Orion distribution/marketing head David Forbes explained that the high cost of producing a product reel “doesn’t enhance [Orion's] ability to sell films.”
“What the hell are we doing here?” one confused exhib asked. “I thought [the product reel] was the whole point.”
Although total attendance numbers were not available, and although the trade show side of the convention was sold out, there appeared to be fewer participants than last year’s 5,200 registered guests. Event honcho Tim Warner predicted that “many of those [not attending] will be back in a major way” next year.
In the meantime, there was plenty of other bad news in the air. At seminars, over breakfasts and lunches and in private meetings, exhibs and distribs learned that production costs rose 14%, to an average budget of $26.8 million, and that advertising costs rose 26% to an average of $11.6 million. “We’re spending a fortune [on advertising],” Fox’ Tom Sherak admitted. “We’re spending ourselves silly.”

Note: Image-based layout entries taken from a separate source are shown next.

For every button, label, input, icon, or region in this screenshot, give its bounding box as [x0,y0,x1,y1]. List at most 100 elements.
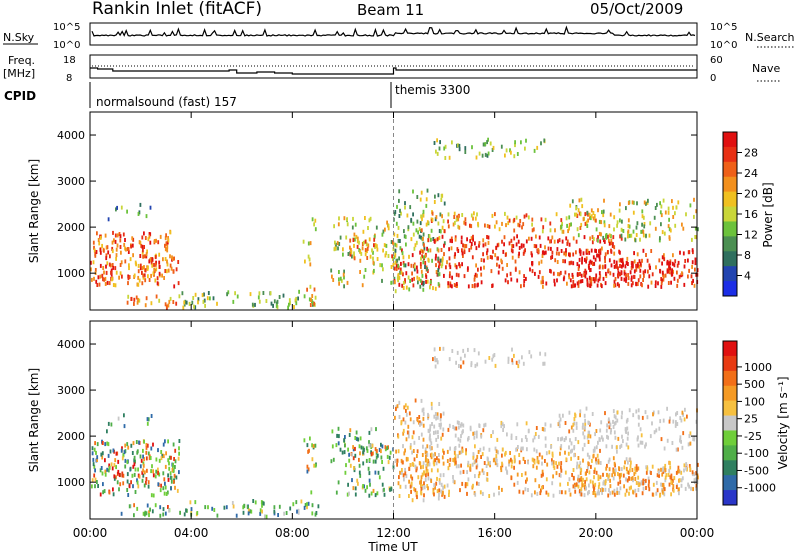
scatter-cell [368,430,371,435]
scatter-cell [310,298,312,302]
scatter-cell [307,254,310,259]
scatter-cell [443,273,445,278]
scatter-cell [612,425,615,429]
scatter-cell [637,443,640,448]
scatter-cell [639,274,642,279]
scatter-cell [127,250,130,254]
scatter-cell [598,491,600,496]
scatter-cell [377,470,380,475]
scatter-cell [111,240,114,245]
scatter-cell [128,263,130,268]
scatter-cell [438,480,441,485]
scatter-cell [304,259,306,264]
scatter-cell [399,270,401,275]
scatter-cell [475,246,478,251]
scatter-cell [688,268,690,273]
scatter-cell [262,291,265,295]
scatter-cell [487,240,490,245]
scatter-cell [539,351,541,356]
scatter-cell [679,435,682,440]
scatter-cell [118,232,121,236]
scatter-cell [330,268,333,273]
scatter-cell [670,476,673,481]
scatter-cell [404,205,406,210]
scatter-cell [630,277,633,282]
scatter-cell [441,225,444,230]
scatter-cell [682,412,684,417]
scatter-cell [600,420,603,425]
scatter-cell [331,429,334,434]
scatter-cell [486,255,489,260]
scatter-cell [369,216,372,221]
scatter-cell [645,201,647,206]
scatter-cell [335,242,337,247]
scatter-cell [623,271,626,276]
scatter-cell [575,425,578,430]
scatter-cell [91,484,93,489]
scatter-cell [655,265,657,270]
scatter-cell [423,243,425,248]
scatter-cell [403,405,406,410]
scatter-cell [482,491,484,496]
scatter-cell [579,212,582,217]
freq-panel [89,54,698,79]
scatter-cell [345,235,348,240]
scatter-cell [420,432,423,437]
scatter-cell [516,234,518,239]
scatter-cell [551,250,554,255]
scatter-cell [607,268,610,273]
scatter-cell [619,445,621,450]
scatter-cell [501,453,503,458]
scatter-cell [436,360,439,365]
scatter-cell [309,303,312,307]
scatter-cell [416,269,419,274]
scatter-cell [560,225,563,229]
scatter-cell [165,269,168,274]
scatter-cell [637,408,640,413]
scatter-cell [405,412,408,417]
scatter-cell [566,281,568,286]
scatter-cell [693,214,695,219]
scatter-cell [612,469,615,474]
scatter-cell [489,141,492,146]
scatter-cell [312,444,315,449]
scatter-cell [590,214,593,219]
scatter-cell [376,257,379,261]
scatter-cell [692,278,694,283]
scatter-cell [637,435,639,440]
scatter-cell [598,257,601,262]
scatter-cell [428,435,431,440]
scatter-cell [630,260,633,265]
scatter-cell [142,461,145,466]
scatter-cell [107,468,110,473]
scatter-cell [674,423,677,428]
scatter-cell [646,258,649,263]
scatter-cell [155,260,157,265]
scatter-cell [602,235,605,240]
scatter-cell [448,462,451,467]
scatter-cell [458,147,461,152]
scatter-cell [429,248,432,253]
scatter-cell [691,237,693,242]
scatter-cell [158,260,161,265]
scatter-cell [666,406,668,411]
scatter-cell [272,303,274,308]
colorbar-tick-label: 20 [744,188,758,201]
scatter-cell [406,213,409,218]
scatter-cell [626,256,629,261]
scatter-cell [588,261,591,266]
scatter-cell [128,266,130,271]
scatter-cell [273,509,276,514]
scatter-cell [402,444,404,449]
scatter-cell [477,267,479,272]
scatter-cell [549,221,552,226]
scatter-cell [503,424,505,429]
scatter-cell [522,222,525,227]
scatter-cell [582,458,584,463]
scatter-cell [484,152,487,157]
scatter-cell [571,473,573,477]
scatter-cell [364,252,367,257]
scatter-cell [467,266,469,271]
scatter-cell [150,301,153,306]
scatter-cell [682,251,685,256]
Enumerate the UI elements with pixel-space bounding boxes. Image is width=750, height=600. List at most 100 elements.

They learned that local, state and federal agencies around the country are planning to bring new “luxury” or “entertainment” taxes to bear on movie theaters.
They learned that the National Disability Act, which will go into effect in July of next year, will cost exhibs a lot of refurbishing and retrofitting money.
They learned that even though 1990 was a good year for B.O. totals, it saw fewer actual tickets sold than in 1982,1983,1984 or 1989. “We’ve doubled the number of screens, but we’re static on the number of persons,” AMC’s Stanley Durwood said at a fractious meeting between exhibs and studio distribution execs. “What I want to know is, where the hell are my customers?”
But mostly they learned that they are of decreasing importance to the people that make the movies. Domestic theatrical returns now add up to less than 30% – some say as low as 22% – of any film’s total revenue.
Motion Picture Assn. of America prexy Jack Valenti, in a spirited attack on overseas quotas, read them the news: while revenues from domestic theatrical rose only 6% last year and homevid growth was flat and tv dropped 1.5%, overseas theatrical jumped 16%, tv rose 29% and homevid leapt 39%. Carolco topper Peter Hoffman echoed those numbers and voiced the same sentiments, insisting that his company cannot and will not make movies solely for the domestic marketplace.
“[Distributors] and the studios are pushing really hard on foreign,” one theater owner said. “They’ve got no use for us.” National Assn. of Theater Owners prexy William Kartozian insisted that wasn’t the case. “The expanding foreign market is very important to all of exhibition,” he said. “As that market grows, our suppliers can derive more revenues, and that’s going to benefit [us] because more revenues equate into more product.”
Distribs, too, attempted to reassure theater owners, but they did so without much heart. “There is nothing more important [to us] than the American window,” WB’s Reardon insisted. “It drives everything else. But the U.S. has a problem [in returning revenues].” There were 75 million fewer people sitting in movie theaters in 1990 than in 1989, Reardon and others noted.
NATO wants to know why, and a committee headed by Cineplex Odeon’s Howard Lichtman will begin an ambitious survey of moviegoers. With financial commitments already in pocket from Disney and WB, Lichtman believes that NATO can find out, for real, why people aren’t going to movies anymore.
Already, Lichtman has ideas about what to do with the results. “If we can target the infrequent moviegoer… and get him back into the theaters, we’re looking at new revenues of over $1.1 billion to the industry,” Lichtman said. “We have to make bigger pies so that we can all have bigger pieces. But this is not pie in the sky. These people are there.”
Claudia Eller and Hy Hollinger Contributed To This Report.